When considering in utero approaches, safety becomes particularly crucial. Not only are therapies delivered during critical points of fetal development but there is also the mother’s safety to consider. Any intervention during pregnancy carries further risk of infection, miscarriage or preterm labour. Viral vectors present many advantages, including efficient gene transfer, sustained gene expression, broad cellular tropism and limited toxicity. However, a barrier to their success is their potential to stimulate humoral and cellular immune responses. Extensive preclinical optimisation of gene delivery methods is, therefore, essential to safely employ these innovative techniques in pregnancy, where it is imperative that inflammation is tightly controlled. In addition, the long-term impact of altering gene expression, the potential of off-target effects and the potential effect on germ cells need to be thoroughly examined for both mother and child. Thus far, preclinical animal studies have not established negative side effects of prenatal gene therapy on fetal germ cells but the long-term effects on maternal organ systems is still unknown [9]. Sheppard et al. investigated the ethics of testing novel treatments during pregnancy and surveyed the acceptability of delivering experimental maternal treatments in order to improve fetal outcome in the context of FGR. No legal or ethical objections were identified and, overall, women seemed accepting of trialling a treatment that could improve the outcome of their baby [65].

Conclusion

There is a critical unmet need for novel and innovative therapies for the prevention and management of obstetric conditions. The promising targets we have reviewed here may offer wide-ranging application as they demonstrate potential overlap between gestational disorders. There is a substantial amount of research on VEGF gene delivery, predominantly for FGR but also for pre-eclampsia. The potential protective role of HO-1 could benefit FGR, pre-eclampsia and recurrent miscarriage.

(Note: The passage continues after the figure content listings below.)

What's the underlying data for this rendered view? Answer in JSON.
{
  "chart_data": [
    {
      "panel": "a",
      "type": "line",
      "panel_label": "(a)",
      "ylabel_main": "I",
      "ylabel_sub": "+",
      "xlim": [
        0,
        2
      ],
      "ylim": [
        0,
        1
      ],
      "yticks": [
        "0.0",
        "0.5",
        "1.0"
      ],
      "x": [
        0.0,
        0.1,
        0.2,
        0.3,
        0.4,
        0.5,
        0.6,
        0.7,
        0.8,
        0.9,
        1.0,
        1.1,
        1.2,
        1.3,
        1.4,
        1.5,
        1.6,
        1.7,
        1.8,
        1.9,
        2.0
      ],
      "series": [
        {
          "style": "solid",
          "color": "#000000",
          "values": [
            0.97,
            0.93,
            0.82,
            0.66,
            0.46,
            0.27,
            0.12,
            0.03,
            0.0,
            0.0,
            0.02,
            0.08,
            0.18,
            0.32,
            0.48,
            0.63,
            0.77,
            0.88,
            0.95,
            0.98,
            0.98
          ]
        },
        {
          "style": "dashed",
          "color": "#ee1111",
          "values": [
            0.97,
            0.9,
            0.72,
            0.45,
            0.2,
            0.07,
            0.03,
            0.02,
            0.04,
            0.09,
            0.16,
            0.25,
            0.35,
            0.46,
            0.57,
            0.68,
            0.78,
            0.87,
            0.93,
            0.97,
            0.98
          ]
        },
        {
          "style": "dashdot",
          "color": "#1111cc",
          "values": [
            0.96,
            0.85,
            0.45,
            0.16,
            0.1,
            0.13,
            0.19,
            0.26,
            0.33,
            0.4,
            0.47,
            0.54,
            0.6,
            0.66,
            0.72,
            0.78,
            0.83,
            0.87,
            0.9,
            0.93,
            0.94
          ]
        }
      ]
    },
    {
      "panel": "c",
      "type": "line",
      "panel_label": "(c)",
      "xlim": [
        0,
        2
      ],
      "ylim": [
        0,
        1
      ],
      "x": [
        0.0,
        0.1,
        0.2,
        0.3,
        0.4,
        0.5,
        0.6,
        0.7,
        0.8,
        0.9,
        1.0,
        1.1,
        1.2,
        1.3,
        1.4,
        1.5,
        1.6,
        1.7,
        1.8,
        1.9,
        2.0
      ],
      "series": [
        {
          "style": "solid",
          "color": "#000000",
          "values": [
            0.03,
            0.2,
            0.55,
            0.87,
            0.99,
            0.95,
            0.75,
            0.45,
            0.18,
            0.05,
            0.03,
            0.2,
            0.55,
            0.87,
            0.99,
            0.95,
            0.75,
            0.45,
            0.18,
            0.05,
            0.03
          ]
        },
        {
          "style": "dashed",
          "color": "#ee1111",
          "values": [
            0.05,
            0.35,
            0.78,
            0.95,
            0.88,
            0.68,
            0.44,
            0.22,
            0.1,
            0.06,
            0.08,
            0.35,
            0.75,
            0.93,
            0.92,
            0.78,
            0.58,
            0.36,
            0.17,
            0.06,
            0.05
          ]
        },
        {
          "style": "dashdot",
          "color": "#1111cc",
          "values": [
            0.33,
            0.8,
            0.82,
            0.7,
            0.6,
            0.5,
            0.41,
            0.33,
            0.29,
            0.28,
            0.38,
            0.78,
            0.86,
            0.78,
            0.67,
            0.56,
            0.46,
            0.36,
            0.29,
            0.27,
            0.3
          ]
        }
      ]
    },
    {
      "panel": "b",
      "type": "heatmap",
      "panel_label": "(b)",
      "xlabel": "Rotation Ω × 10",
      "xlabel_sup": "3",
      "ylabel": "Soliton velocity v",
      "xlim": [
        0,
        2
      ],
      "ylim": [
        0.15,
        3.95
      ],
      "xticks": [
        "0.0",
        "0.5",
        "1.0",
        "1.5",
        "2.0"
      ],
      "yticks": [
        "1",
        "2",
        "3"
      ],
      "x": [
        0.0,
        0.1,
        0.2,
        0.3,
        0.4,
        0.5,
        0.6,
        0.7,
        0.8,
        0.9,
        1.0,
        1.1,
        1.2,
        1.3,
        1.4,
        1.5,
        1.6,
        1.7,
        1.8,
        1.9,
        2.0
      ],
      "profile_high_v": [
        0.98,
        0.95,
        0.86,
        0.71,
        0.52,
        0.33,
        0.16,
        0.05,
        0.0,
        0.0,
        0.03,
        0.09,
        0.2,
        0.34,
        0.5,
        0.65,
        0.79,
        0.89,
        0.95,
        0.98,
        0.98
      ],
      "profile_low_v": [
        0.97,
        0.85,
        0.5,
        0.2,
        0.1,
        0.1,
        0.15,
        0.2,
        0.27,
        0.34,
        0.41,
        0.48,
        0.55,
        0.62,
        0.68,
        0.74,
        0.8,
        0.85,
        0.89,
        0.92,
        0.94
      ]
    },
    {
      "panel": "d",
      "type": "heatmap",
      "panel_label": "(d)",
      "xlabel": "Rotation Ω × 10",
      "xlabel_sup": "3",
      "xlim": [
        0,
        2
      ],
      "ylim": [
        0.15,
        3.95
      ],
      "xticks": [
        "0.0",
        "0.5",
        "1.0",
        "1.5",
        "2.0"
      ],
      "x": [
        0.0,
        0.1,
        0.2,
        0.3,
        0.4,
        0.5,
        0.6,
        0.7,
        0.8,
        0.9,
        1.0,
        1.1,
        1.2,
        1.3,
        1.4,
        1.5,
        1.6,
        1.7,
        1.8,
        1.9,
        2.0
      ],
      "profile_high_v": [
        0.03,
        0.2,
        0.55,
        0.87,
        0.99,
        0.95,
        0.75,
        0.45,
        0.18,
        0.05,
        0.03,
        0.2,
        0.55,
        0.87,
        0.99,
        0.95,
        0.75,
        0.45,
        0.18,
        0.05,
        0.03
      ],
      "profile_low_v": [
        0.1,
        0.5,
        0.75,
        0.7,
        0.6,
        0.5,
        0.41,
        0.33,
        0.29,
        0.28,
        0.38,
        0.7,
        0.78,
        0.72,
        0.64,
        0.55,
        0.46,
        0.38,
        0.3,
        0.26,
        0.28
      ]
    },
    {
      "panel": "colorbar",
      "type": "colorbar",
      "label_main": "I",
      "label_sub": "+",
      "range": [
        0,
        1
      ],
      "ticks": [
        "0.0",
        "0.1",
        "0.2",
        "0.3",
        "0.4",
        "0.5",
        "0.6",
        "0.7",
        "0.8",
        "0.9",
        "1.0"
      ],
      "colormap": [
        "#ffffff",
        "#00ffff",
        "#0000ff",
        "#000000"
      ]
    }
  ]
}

While gene delivery strategies for the prevention or treatment of preterm birth are still emerging, the multifactorial nature of the condition offers a wealth of potential therapeutic targets, which could address risk factors such as infection, inflammation, cervical injury or myometrial contraction. The safety and efficacy of maternal gene therapies are likely to be improved by the continued development of new technologies such as non-viral approaches and the targeting of specific cell populations, reducing the risk of off-target effects, with the ultimate goal of developing a therapeutic that will be acceptable for clinical testing in pregnancy. Healthy pregnancies are essential for humans to thrive; innovation and a drive towards personalised medicine may produce the long-awaited breakthroughs so urgently needed in the field of obstetrics.